Ganz San Triste erging sich abends auf der Plaza Municipal. Der Kid entsann sich dessen, als er an diesem Abend unruhig in dem Garten auf und ab schritt und der von der Stadt heraufwehende Wind den feinen, schrillen Ton einer Flöte an sein Ohr dringen ließ. Es waren nur einige Laute gewesen, die sogleich wieder verstummten. Aber in fünf Minuten saß er im Sattel und ritt in voller Karriere nach San Triste hinunter. Nachdem er den Rand der Plaza Municipal erreicht hatte, stieg er von seinem Pferde und schloß sich den Spaziergängern an.

Die Menschen wanderten beim Schein der Oellampen in zwei getrennten Gruppen einher. Die auf der inneren Promenade des Platzes lustwandelnde, weitaus größere Menge rekrutierte sich aus den niederen Bevölkerungsschichten; auf der äußeren Promenade bewegten sich die vornehmen und vornehmsten Stände von San Triste.

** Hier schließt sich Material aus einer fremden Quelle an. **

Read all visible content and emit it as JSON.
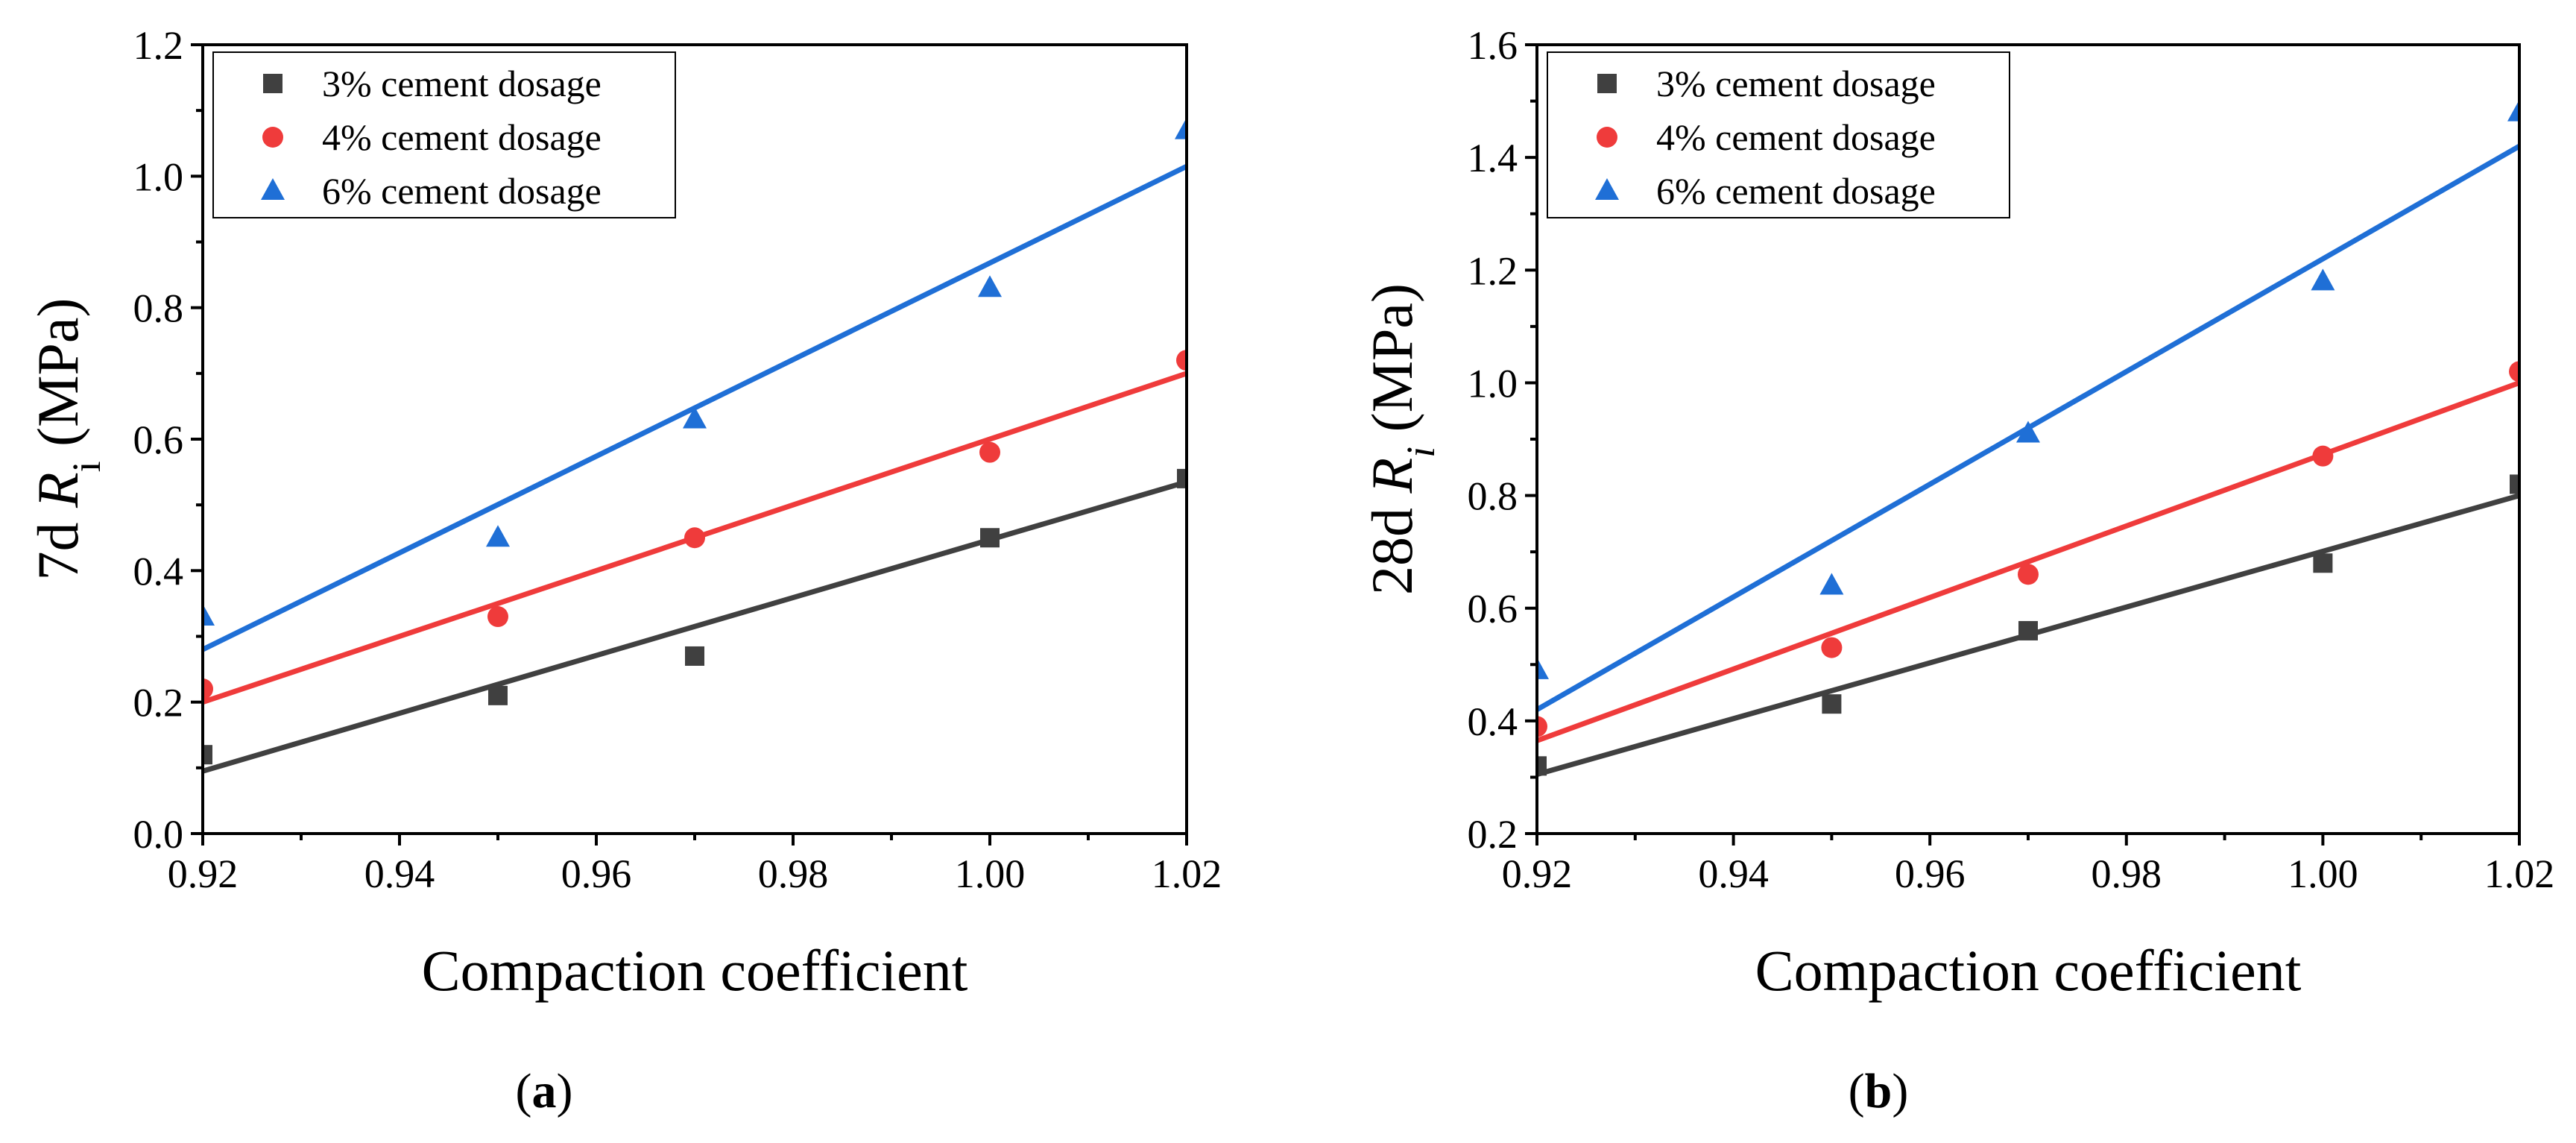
{
  "chart_data": [
    {
      "type": "scatter",
      "panel_label": "a",
      "xlabel": "Compaction coefficient",
      "ylabel_prefix": "7d ",
      "ylabel_var": "R",
      "ylabel_sub": "i",
      "ylabel_unit": " (MPa)",
      "xlim": [
        0.92,
        1.02
      ],
      "ylim": [
        0.0,
        1.2
      ],
      "xticks": [
        "0.92",
        "0.94",
        "0.96",
        "0.98",
        "1.00",
        "1.02"
      ],
      "yticks": [
        "0.0",
        "0.2",
        "0.4",
        "0.6",
        "0.8",
        "1.0",
        "1.2"
      ],
      "legend_position": "top-left",
      "x": [
        0.92,
        0.95,
        0.97,
        1.0,
        1.02
      ],
      "series": [
        {
          "name": "3% cement dosage",
          "marker": "square",
          "color": "#404040",
          "values": [
            0.12,
            0.21,
            0.27,
            0.45,
            0.54
          ],
          "fit": [
            0.095,
            0.535
          ]
        },
        {
          "name": "4% cement dosage",
          "marker": "circle",
          "color": "#ef3b3b",
          "values": [
            0.22,
            0.33,
            0.45,
            0.58,
            0.72
          ],
          "fit": [
            0.2,
            0.7
          ]
        },
        {
          "name": "6% cement dosage",
          "marker": "triangle",
          "color": "#1f6fd6",
          "values": [
            0.33,
            0.45,
            0.63,
            0.83,
            1.07
          ],
          "fit": [
            0.28,
            1.015
          ]
        }
      ]
    },
    {
      "type": "scatter",
      "panel_label": "b",
      "xlabel": "Compaction coefficient",
      "ylabel_prefix": "28d ",
      "ylabel_var": "R",
      "ylabel_sub": "i",
      "ylabel_unit": " (MPa)",
      "xlim": [
        0.92,
        1.02
      ],
      "ylim": [
        0.2,
        1.6
      ],
      "xticks": [
        "0.92",
        "0.94",
        "0.96",
        "0.98",
        "1.00",
        "1.02"
      ],
      "yticks": [
        "0.2",
        "0.4",
        "0.6",
        "0.8",
        "1.0",
        "1.2",
        "1.4",
        "1.6"
      ],
      "legend_position": "top-left",
      "x": [
        0.92,
        0.95,
        0.97,
        1.0,
        1.02
      ],
      "series": [
        {
          "name": "3% cement dosage",
          "marker": "square",
          "color": "#404040",
          "values": [
            0.32,
            0.43,
            0.56,
            0.68,
            0.82
          ],
          "fit": [
            0.305,
            0.8
          ]
        },
        {
          "name": "4% cement dosage",
          "marker": "circle",
          "color": "#ef3b3b",
          "values": [
            0.39,
            0.53,
            0.66,
            0.87,
            1.02
          ],
          "fit": [
            0.365,
            1.0
          ]
        },
        {
          "name": "6% cement dosage",
          "marker": "triangle",
          "color": "#1f6fd6",
          "values": [
            0.49,
            0.64,
            0.91,
            1.18,
            1.48
          ],
          "fit": [
            0.42,
            1.42
          ]
        }
      ]
    }
  ]
}
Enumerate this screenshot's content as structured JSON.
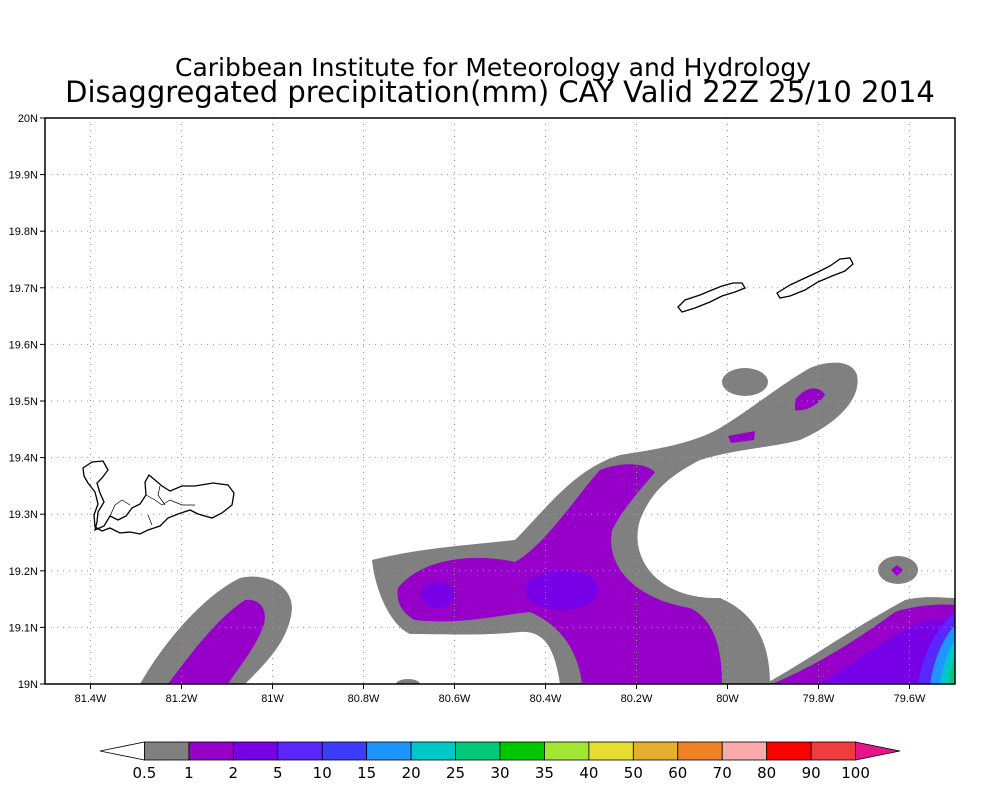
{
  "title": {
    "line1": "Caribbean Institute for Meteorology and Hydrology",
    "line2": "Disaggregated precipitation(mm) CAY Valid 22Z 25/10 2014"
  },
  "map": {
    "lon_range": [
      -81.5,
      -79.5
    ],
    "lat_range": [
      19.0,
      20.0
    ],
    "grid": true,
    "x_ticks": [
      {
        "lon": -81.4,
        "label": "81.4W"
      },
      {
        "lon": -81.2,
        "label": "81.2W"
      },
      {
        "lon": -81.0,
        "label": "81W"
      },
      {
        "lon": -80.8,
        "label": "80.8W"
      },
      {
        "lon": -80.6,
        "label": "80.6W"
      },
      {
        "lon": -80.4,
        "label": "80.4W"
      },
      {
        "lon": -80.2,
        "label": "80.2W"
      },
      {
        "lon": -80.0,
        "label": "80W"
      },
      {
        "lon": -79.8,
        "label": "79.8W"
      },
      {
        "lon": -79.6,
        "label": "79.6W"
      }
    ],
    "y_ticks": [
      {
        "lat": 19.0,
        "label": "19N"
      },
      {
        "lat": 19.1,
        "label": "19.1N"
      },
      {
        "lat": 19.2,
        "label": "19.2N"
      },
      {
        "lat": 19.3,
        "label": "19.3N"
      },
      {
        "lat": 19.4,
        "label": "19.4N"
      },
      {
        "lat": 19.5,
        "label": "19.5N"
      },
      {
        "lat": 19.6,
        "label": "19.6N"
      },
      {
        "lat": 19.7,
        "label": "19.7N"
      },
      {
        "lat": 19.8,
        "label": "19.8N"
      },
      {
        "lat": 19.9,
        "label": "19.9N"
      },
      {
        "lat": 20.0,
        "label": "20N"
      }
    ]
  },
  "colorbar": {
    "labels": [
      "0.5",
      "1",
      "2",
      "5",
      "10",
      "15",
      "20",
      "25",
      "30",
      "35",
      "40",
      "50",
      "60",
      "70",
      "80",
      "90",
      "100"
    ],
    "colors": [
      "#ffffff",
      "#808080",
      "#9600c8",
      "#7800e6",
      "#5a28ff",
      "#3c3cff",
      "#1e96ff",
      "#00c8c8",
      "#00c878",
      "#00c800",
      "#a0e632",
      "#e6dc32",
      "#e6af2d",
      "#f08228",
      "#faaaaa",
      "#ff0000",
      "#f03c3c",
      "#e6148c"
    ]
  },
  "precip_colors": {
    "gray": "#808080",
    "purple": "#9600c8",
    "violet": "#7800e6",
    "blue": "#5a28ff",
    "azure": "#1e96ff",
    "teal": "#00c8c8",
    "green": "#00c878"
  }
}
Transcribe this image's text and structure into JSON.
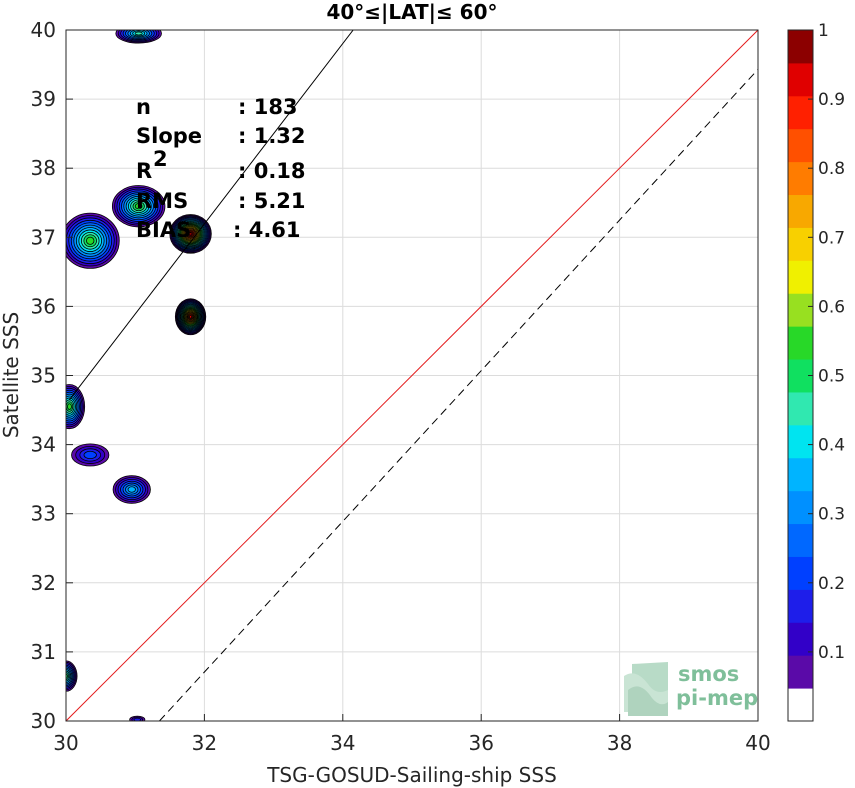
{
  "chart_data": {
    "type": "heatmap",
    "title": "40°≤|LAT|≤ 60°",
    "xlabel": "TSG-GOSUD-Sailing-ship SSS",
    "ylabel": "Satellite SSS",
    "xlim": [
      30,
      40
    ],
    "ylim": [
      30,
      40
    ],
    "x_ticks": [
      "30",
      "32",
      "34",
      "36",
      "38",
      "40"
    ],
    "y_ticks": [
      "30",
      "31",
      "32",
      "33",
      "34",
      "35",
      "36",
      "37",
      "38",
      "39",
      "40"
    ],
    "grid": true,
    "stats": [
      {
        "label": "n",
        "value": ": 183"
      },
      {
        "label": "Slope",
        "value": ": 1.32"
      },
      {
        "label": "R",
        "value": ": 0.18"
      },
      {
        "label": "RMS",
        "value": ": 5.21"
      },
      {
        "label": "BIAS",
        "value": ": 4.61"
      }
    ],
    "r_superscript": "2",
    "lines": [
      {
        "name": "one-to-one",
        "color": "#e41a1c",
        "style": "solid",
        "points": [
          [
            30,
            30
          ],
          [
            40,
            40
          ]
        ]
      },
      {
        "name": "fit",
        "color": "#000000",
        "style": "solid",
        "points": [
          [
            30.05,
            34.65
          ],
          [
            34.15,
            40.0
          ]
        ]
      },
      {
        "name": "offset",
        "color": "#000000",
        "style": "dashed",
        "points": [
          [
            31.35,
            30.0
          ],
          [
            40.0,
            39.43
          ]
        ]
      }
    ],
    "density_blobs": [
      {
        "x": 31.05,
        "y": 39.95,
        "rx": 0.33,
        "ry": 0.14,
        "peak": 0.45
      },
      {
        "x": 31.05,
        "y": 37.45,
        "rx": 0.38,
        "ry": 0.3,
        "peak": 0.55
      },
      {
        "x": 30.35,
        "y": 36.95,
        "rx": 0.42,
        "ry": 0.4,
        "peak": 0.55
      },
      {
        "x": 31.8,
        "y": 37.05,
        "rx": 0.3,
        "ry": 0.28,
        "peak": 1.0
      },
      {
        "x": 31.8,
        "y": 35.85,
        "rx": 0.22,
        "ry": 0.26,
        "peak": 0.95
      },
      {
        "x": 30.05,
        "y": 34.55,
        "rx": 0.22,
        "ry": 0.32,
        "peak": 0.55
      },
      {
        "x": 30.35,
        "y": 33.85,
        "rx": 0.27,
        "ry": 0.16,
        "peak": 0.2
      },
      {
        "x": 30.95,
        "y": 33.35,
        "rx": 0.27,
        "ry": 0.2,
        "peak": 0.35
      },
      {
        "x": 30.0,
        "y": 30.65,
        "rx": 0.16,
        "ry": 0.22,
        "peak": 0.5
      },
      {
        "x": 31.03,
        "y": 30.02,
        "rx": 0.11,
        "ry": 0.05,
        "peak": 0.15
      }
    ],
    "colorbar": {
      "range": [
        0,
        1
      ],
      "ticks": [
        "0.1",
        "0.2",
        "0.3",
        "0.4",
        "0.5",
        "0.6",
        "0.7",
        "0.8",
        "0.9",
        "1"
      ],
      "colors": [
        "#ffffff",
        "#5a0aa8",
        "#3200c8",
        "#1e1eea",
        "#0040ff",
        "#0068ff",
        "#0090ff",
        "#00b4ff",
        "#00e4f0",
        "#30e8b0",
        "#10e060",
        "#28d828",
        "#98e020",
        "#f0f000",
        "#f8d000",
        "#f8a800",
        "#ff7c00",
        "#ff5000",
        "#ff2000",
        "#e00000",
        "#8c0000"
      ]
    }
  },
  "logo": {
    "line1": "smos",
    "line2": "pi-mep"
  }
}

Selbst auf der Promenade wurde die Etikette streng beachtet. Die Innenseite der äußeren Gruppe bestand aus Frauen und Mädchen, die unter dem Schutz der schwarzen Spitzenmantillen die Abendluft genossen; die Außenseite bildeten alte und junge Kavaliere. Nie ging ein Mann mit einer Frau zusammen, Liebesleute warfen sich höchstens hin und wieder einen Blick zu, wenn sie aneinander vorüberschritten, denn die Damen bewegten sich nach rechts, die Männer nach links im Kreise herum.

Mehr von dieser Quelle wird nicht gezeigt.